What will that mean for the future?
New projections from the Emerging Pathogens Institute at UF show we may see tens of thousands of new cases a day in Florida before it peaks.
Researchers came up with four models for how omicron could play out between now and February. All four models agree omicron will start slowly in December, spread rapidly in January and peak in February. One scenario shows reported new cases could reach as high as 40,000 a day by February.
However, Dr. Jimenez says to take these projections with a grain of salt.
“I would say take the information we gave you, it should be close enough, but it may not be exactly right,” he said.
He also cautions that, while all the early reports offer a rosier outlook for omicron, the virus may behave differently here.

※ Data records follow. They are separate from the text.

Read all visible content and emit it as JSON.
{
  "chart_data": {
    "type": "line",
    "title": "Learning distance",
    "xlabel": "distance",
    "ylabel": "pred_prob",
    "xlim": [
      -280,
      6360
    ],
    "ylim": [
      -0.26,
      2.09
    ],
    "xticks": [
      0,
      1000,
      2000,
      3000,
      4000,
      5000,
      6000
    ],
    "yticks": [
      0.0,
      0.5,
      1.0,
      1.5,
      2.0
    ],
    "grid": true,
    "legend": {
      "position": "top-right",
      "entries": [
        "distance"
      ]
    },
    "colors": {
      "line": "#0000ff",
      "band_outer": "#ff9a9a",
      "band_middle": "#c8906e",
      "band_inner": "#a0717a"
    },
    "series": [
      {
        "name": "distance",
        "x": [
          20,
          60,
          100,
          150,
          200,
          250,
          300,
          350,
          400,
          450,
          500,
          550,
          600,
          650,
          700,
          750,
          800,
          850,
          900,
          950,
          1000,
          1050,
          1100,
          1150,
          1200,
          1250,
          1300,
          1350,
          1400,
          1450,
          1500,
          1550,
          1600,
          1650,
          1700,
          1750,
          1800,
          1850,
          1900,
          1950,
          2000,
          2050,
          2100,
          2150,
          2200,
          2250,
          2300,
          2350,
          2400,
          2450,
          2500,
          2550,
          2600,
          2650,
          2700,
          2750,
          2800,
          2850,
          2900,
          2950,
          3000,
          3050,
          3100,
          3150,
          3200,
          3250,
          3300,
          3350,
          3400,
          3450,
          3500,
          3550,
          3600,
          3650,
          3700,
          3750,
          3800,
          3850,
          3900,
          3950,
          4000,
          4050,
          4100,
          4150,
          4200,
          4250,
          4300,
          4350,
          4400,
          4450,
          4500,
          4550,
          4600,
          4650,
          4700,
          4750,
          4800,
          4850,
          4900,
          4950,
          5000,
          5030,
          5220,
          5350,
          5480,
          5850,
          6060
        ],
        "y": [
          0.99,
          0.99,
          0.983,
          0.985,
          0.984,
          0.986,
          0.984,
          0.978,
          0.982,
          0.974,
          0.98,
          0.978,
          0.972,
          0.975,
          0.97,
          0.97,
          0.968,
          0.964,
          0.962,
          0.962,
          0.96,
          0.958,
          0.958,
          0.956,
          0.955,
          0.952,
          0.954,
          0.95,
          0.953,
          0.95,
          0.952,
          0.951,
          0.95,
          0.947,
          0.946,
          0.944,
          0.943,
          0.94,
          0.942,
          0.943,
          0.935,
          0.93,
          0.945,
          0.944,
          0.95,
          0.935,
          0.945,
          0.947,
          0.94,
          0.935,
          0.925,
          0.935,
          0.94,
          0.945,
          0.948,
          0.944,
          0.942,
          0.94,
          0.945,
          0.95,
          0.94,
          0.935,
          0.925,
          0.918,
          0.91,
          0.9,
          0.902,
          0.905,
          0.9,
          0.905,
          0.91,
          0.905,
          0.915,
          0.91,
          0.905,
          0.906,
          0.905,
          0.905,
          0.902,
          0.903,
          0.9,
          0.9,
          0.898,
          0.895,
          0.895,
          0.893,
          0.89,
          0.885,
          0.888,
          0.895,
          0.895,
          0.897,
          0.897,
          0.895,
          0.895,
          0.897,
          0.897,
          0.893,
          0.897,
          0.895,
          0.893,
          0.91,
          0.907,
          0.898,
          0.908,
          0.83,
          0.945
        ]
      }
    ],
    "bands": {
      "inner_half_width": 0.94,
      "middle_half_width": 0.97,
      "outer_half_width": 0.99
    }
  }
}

“In Florida we still have a high number of unvaccinated people, we’re also the third largest state,” he said. “So, the rate (of hospitalization) might be lower, but with so many unvaccinated people that over time we might end up having equal or more ICU patients. So, time will tell on that.”
Neilsen, meanwhile, is hopeful that omicron will lead COVID-19 in the direction of less virulent virus.
“When swine flu hit the US in 2009 it was devastating, but then it sort of petered out because it mutated into something less virulent,” Neilsen said.
“Our hope is that more people get vaccinated, COVID will mutate into a less virulent form,” he added. “And will weaken into something closer to the common cold.”
Information from the Associated Press was used in this report.